İki Saraçhane vardı. Biri devrimciliği ve 77 hatırasını CHP Belediyesi’nin bahçesine bırakan ‘mış’ gibi (D)İSK’in olan, öteki yüzü Taksim’e dönük, barikatlara yüklenen Emekçilerin ve örgütlü güçlerinin devrimci 1 Mayıs’ı
Deniz Bakır
2024 1 Mayıs’ı geride kaldı. Bu 1 Mayıs’ın Türkiye ve Kürdistan’da ki genel tablosu üzerine çokça yazılıp çizilecektir. Ancak ilk elden Türkiye’deki kutlamaların kalbi ve doğal olarak tartışmalarında odağı olan İstanbul/Taksim 1 Mayıs’ı üzerine bir kaç söz söylemek gerekli.
Önceki 1 Mayıs’lardan farklı olarak bu yıl İstanbul 1 Mayıs alanının Taksim olması üzerine geniş bir mutabakat vardı. Daha doğrusu ‘mış’ gibiydi. DİSK’ in Taksim dışındaki tüm seçenekleri yok sayan tutumu ilk başta ‘çok devrimci’ gibi görünse de aslında ‘mış’ gibiydi. ‘Mış’ gibi olduğu geleneksel partnerleri olan ‘KESK, TTB ve TMMOB’u gemiden atarak karar süreçlerinden dışlaması, devrimci, sosyalist, demokratik güçlerin çatısı olan Emek ve Demokrasi güçlerini ise bir bütün olarak yok saymasından belli olmuştu. Son güne kadar toplanma yerinin açıklanmaması, KESK, TTB ile Emek ve Demokrasi güçleri’nin toplanma alanı olarak Beşiktaş kararı vermesinden sonra Saraçhane’de ‘karar kılması’da aynı ‘mış’ gibi planının görünümlerinden biriydi. O andan sonra yapılan ‘isteyen buyursun’ açıklamasının işçilerden ve ezilenlerden kopuk bir patronun kibrinden başka bir anlamı yoktu. Taksim ‘DİSK’ üzerinden bolca konuşulmuş ama günün sonunda yaratılan bu keşmekeş içinde hem işçilerin, hem de ‘Emek ve demokrasi’ güçlerinin birleşik bir Taksim iradesi ile sermayenin ve devletinin karşısına çıkması en hafif deyimle sınırlanmış oldu.
Ne var ki bu ‘mış’ gibi planının tam olarak işlediği söylenemez.
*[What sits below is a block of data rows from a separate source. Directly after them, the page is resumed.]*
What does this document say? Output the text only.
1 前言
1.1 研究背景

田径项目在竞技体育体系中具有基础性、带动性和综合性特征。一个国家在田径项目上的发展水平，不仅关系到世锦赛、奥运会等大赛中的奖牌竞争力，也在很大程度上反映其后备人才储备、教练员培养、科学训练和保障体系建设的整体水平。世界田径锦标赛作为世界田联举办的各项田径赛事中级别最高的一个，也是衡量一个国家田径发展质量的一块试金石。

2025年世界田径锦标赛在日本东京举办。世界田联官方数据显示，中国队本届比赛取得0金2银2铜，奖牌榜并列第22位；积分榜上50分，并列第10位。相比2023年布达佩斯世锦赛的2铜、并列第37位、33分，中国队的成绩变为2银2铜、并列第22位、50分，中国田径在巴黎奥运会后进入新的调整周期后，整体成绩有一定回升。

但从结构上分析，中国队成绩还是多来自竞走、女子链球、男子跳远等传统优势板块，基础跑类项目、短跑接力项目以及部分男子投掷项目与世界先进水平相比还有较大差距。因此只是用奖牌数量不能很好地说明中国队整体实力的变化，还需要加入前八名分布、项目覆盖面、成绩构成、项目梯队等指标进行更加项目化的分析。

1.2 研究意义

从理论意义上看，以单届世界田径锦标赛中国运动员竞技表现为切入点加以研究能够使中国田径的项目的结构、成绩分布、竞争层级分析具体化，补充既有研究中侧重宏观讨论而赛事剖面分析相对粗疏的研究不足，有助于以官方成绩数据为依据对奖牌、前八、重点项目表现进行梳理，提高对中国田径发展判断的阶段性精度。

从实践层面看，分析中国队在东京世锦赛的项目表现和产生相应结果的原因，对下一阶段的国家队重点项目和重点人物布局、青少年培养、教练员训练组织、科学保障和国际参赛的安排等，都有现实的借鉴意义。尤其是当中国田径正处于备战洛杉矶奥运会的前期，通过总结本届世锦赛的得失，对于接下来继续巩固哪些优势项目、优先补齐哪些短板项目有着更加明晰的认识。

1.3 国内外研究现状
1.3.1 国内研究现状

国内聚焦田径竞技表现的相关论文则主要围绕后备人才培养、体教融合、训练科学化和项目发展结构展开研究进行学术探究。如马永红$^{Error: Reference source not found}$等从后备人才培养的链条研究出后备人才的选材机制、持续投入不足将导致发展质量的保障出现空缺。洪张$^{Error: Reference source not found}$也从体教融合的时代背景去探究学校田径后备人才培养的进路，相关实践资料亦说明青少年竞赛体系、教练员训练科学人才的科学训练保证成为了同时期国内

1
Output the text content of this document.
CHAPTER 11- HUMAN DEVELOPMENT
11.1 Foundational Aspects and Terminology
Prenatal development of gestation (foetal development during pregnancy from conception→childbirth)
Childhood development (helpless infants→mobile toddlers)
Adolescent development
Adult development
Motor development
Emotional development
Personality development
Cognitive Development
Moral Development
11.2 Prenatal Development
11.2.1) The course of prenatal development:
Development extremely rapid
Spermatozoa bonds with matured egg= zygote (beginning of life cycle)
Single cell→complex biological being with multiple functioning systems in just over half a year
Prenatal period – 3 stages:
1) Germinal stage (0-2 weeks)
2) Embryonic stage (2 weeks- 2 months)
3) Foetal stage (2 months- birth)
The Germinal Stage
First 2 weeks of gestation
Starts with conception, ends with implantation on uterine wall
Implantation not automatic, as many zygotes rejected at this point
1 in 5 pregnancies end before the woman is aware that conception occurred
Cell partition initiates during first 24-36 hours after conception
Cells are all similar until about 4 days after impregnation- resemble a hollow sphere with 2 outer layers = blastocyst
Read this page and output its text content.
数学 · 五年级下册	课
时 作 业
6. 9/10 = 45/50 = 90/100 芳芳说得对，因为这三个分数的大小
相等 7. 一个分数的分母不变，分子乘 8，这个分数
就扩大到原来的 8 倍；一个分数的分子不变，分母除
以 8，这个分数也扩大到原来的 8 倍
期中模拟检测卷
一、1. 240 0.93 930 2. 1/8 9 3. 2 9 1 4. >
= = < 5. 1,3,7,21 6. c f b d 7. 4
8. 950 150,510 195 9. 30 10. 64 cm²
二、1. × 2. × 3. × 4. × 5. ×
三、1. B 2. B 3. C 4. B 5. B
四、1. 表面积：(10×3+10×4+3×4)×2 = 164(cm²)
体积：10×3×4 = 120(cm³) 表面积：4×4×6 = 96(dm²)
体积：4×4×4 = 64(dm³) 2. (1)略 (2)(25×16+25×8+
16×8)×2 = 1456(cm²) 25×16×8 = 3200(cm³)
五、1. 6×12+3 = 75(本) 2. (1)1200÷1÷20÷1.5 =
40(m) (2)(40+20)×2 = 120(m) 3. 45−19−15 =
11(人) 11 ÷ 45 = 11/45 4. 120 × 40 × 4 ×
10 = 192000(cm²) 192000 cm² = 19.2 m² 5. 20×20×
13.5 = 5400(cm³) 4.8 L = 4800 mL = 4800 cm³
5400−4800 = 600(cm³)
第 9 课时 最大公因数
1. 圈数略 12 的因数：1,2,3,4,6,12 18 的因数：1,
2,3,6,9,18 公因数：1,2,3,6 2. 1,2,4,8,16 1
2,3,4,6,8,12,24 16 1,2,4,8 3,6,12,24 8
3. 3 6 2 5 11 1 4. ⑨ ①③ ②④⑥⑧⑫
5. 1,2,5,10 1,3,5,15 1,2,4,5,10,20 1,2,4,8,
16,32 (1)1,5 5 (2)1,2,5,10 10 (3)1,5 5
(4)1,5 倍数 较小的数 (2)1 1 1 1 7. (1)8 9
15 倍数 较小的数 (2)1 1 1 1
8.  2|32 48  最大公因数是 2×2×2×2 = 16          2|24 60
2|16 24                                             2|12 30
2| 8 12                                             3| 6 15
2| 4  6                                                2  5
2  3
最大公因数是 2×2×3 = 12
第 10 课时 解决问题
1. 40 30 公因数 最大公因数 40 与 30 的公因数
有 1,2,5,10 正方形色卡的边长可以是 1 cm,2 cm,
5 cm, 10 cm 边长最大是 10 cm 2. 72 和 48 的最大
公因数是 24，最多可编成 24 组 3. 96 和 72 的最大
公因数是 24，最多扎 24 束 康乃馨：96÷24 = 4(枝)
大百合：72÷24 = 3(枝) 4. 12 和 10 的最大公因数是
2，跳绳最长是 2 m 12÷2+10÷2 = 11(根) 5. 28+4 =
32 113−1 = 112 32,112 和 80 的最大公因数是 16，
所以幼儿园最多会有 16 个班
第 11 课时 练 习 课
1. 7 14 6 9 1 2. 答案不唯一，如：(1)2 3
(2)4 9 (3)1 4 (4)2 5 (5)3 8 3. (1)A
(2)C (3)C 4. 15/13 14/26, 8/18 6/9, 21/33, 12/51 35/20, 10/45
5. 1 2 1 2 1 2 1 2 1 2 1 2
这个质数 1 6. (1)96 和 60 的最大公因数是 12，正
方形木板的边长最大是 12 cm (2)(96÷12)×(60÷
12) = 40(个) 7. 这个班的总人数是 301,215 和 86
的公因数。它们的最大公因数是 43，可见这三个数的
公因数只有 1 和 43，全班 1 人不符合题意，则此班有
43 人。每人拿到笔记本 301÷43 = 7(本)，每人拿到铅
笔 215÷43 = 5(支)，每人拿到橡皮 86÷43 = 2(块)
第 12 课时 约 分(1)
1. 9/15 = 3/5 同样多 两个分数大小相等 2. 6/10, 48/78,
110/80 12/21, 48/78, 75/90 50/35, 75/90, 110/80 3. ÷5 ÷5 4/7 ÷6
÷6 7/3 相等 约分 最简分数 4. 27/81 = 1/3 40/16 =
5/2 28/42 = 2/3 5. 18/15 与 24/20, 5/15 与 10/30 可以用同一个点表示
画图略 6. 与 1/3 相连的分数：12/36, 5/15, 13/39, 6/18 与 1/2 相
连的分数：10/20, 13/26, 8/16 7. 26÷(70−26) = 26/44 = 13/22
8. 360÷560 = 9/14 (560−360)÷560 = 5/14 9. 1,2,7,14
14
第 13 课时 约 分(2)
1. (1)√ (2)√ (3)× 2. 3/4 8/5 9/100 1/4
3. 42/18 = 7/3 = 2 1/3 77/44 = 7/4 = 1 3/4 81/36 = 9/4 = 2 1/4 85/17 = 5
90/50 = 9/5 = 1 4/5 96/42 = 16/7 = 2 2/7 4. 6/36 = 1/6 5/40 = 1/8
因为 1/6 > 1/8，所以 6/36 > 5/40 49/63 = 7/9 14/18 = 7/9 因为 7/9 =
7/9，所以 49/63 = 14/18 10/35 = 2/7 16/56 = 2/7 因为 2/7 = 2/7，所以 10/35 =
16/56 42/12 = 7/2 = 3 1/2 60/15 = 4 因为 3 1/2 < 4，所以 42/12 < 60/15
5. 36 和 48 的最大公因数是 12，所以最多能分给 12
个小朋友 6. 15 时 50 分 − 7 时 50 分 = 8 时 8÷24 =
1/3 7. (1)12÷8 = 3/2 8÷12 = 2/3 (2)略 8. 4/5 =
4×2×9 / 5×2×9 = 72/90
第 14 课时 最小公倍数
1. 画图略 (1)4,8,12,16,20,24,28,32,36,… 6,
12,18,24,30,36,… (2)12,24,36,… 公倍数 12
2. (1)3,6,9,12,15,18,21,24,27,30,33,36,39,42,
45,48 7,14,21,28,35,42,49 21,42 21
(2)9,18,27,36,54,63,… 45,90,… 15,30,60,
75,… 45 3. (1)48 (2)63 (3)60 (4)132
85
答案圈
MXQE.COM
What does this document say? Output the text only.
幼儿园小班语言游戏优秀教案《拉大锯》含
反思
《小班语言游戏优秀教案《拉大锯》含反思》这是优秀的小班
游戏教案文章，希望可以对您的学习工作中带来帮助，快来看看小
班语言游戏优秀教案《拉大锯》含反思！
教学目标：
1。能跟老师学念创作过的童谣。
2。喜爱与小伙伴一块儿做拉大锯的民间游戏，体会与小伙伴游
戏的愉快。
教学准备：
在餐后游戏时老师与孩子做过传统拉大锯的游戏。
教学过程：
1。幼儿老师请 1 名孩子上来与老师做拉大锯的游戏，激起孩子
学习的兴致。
Tüm engellemelere rağmen farklı yerlerden Taksim yasağını delerek yürümek isteyen devrimciler ve Saraçhane’de barikatlara yüklenen işçiler, devrimciler, velhasılı kelam emek ve demokrasi güçleri Taksim’i açamasa da bu iradenin arkasında kararlı biçimde durarak ‘mış’ gibilere bırakmadı.
Emek ve demokrasi güçleri 1 Mayıs’ın devrimci ruhuna ve Taksim iradesini ayakta tutmak için barikatlarda gaz yerken ‘mış’ gibiler küçük bir seramoni sonrasında dağılma kararını açıklıyordu.
İki Saraçhane vardı. Biri devrimciliği ve 77 hatırasını CHP Belediyesi’nin bahçesine bırakan ‘mış’ gibi (D)İSK’in olan, öteki yüzü Taksim’e dönük, barikatlara yüklenen Emekçilerin ve örgütlü güçlerinin devrimci 1 Mayıs’ı.
Birinci Saraçhane kendi varlığını 1970’te kanunlaştırılan Toplu İş Sözleşmesi, Grev ve Lokavt Yasası ile 275 sayılı Sendikalar Yasasına bağlayan; bunun için Adalet Partisi ve CHP’nin gözünün içine bakan Türk-İş bürokratlarını andırıyordu.
İkinci Saraçhane ise DİSK’i kuran ve 15-16 Haziran’da polis ve asker barikatlarının üzerine yürüyenleri andırıyordu.
DİSK, Türk ve Kürt işçilerinin yükselen sosyalist harekete yöneliminin ürünü olarak ortaya çıktı. Kürtlerden ve devrimcilerden uzaklaşma yöneliminin son durağı olarak 2024 1 Mayıs’ında verdiği fotoğrafla ‘mış’ gibi olduğunu gösterdi.
Emek ve demokrasi güçleri ise 2024 1 Mayıs’ında o tarihin gerçek taşıyıcısı olduğunu göstererek ‘bu daha başlangıç’ mesajı verdi.
15-16 Haziran geleneğine sahip çıkarak 77’ 1 Mayıs şehitlerine, Gezi isyanının merkezine selam vererek ‘Van serhıldan’ında demokrasi mücadelesinin önüne geçen Kürt halkına yalnız olmadığını gösterdi.